FEATURE Aren't they lovely? But who's left at the end of the queue for your affection? Being the perfect mother can be a strain on being the perfect wife

I am Woman, Hear My Snore

The problem with being at the pinnacle of motherhood is its way of demolishing intimacy. Which is a bummer.

Let’s face it, after fulfilling the material, physical, emotional and spiritual needs of three offspring, plus of course, all the creative work and cleaning that every mum at work does on the side, who’s got the energy to … well, spend time with one’s partner?

What’s the point of having perfectly brought up children if bringing them up pulls your relationship down? It niggles that after a day of painting with my daughter, playing football with my sons, and writing a short story on the side, I have no energy for anything more than small talk with my husband.

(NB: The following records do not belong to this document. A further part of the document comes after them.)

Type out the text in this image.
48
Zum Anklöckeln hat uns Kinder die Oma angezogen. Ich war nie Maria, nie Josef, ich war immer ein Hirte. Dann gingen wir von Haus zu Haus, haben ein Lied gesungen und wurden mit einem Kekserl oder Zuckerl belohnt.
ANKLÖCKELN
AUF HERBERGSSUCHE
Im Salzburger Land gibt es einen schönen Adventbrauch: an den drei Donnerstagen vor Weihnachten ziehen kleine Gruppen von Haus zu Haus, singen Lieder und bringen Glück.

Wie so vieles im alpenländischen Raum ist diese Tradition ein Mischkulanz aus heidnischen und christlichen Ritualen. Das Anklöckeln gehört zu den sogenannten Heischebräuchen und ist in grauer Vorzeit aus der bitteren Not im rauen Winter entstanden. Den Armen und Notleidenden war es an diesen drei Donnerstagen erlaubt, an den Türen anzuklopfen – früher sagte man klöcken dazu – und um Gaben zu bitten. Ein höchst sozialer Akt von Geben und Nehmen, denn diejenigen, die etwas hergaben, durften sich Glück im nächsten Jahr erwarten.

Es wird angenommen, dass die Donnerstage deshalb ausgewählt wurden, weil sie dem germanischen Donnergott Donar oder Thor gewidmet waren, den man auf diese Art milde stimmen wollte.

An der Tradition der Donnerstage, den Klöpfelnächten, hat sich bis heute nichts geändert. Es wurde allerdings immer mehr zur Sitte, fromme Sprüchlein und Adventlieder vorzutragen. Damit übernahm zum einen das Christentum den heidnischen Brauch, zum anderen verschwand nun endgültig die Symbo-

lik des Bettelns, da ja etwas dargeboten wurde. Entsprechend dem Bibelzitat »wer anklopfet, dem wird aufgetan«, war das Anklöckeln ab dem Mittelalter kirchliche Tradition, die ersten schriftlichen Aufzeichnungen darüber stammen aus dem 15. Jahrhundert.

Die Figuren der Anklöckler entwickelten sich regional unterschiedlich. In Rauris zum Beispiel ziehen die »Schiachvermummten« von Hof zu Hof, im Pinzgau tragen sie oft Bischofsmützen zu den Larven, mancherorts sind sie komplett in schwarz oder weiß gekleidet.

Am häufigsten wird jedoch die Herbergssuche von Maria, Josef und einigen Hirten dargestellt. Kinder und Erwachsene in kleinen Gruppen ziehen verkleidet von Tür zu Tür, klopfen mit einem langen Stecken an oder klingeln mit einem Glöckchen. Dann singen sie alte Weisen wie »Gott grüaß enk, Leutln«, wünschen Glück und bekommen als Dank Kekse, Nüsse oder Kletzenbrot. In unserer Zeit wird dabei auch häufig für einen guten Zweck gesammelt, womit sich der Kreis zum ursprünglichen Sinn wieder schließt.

It may be normal to have divided loyalties when responsible for so many human beings. But the father of my children achieved love-of-my-life status when the children were mere hopes and dreams. He got there first. He doesn't deserve to end up at the end of the queue for my energy and attention.

Here's an experiment we are going to try: since I am too tired at the end of a day being a perfect mother, we have to find another time to make space for each other.

Like lunch.

My partner and I have decided to do lunch so that we can get some intimacy back into our relationship. This doesn't have to be purely gastronomic. We can spend time together by going to exhibitions or simply talking over a cup of coffee. Making time to be just us two. Time is of the essence when retrieving lost intimacy. It could lead to wonderful things. And if the kids are at school, you don’t even need to pay a babysitter.

Have you got any strategies for creating space for each other while continuing to be a perfect mother?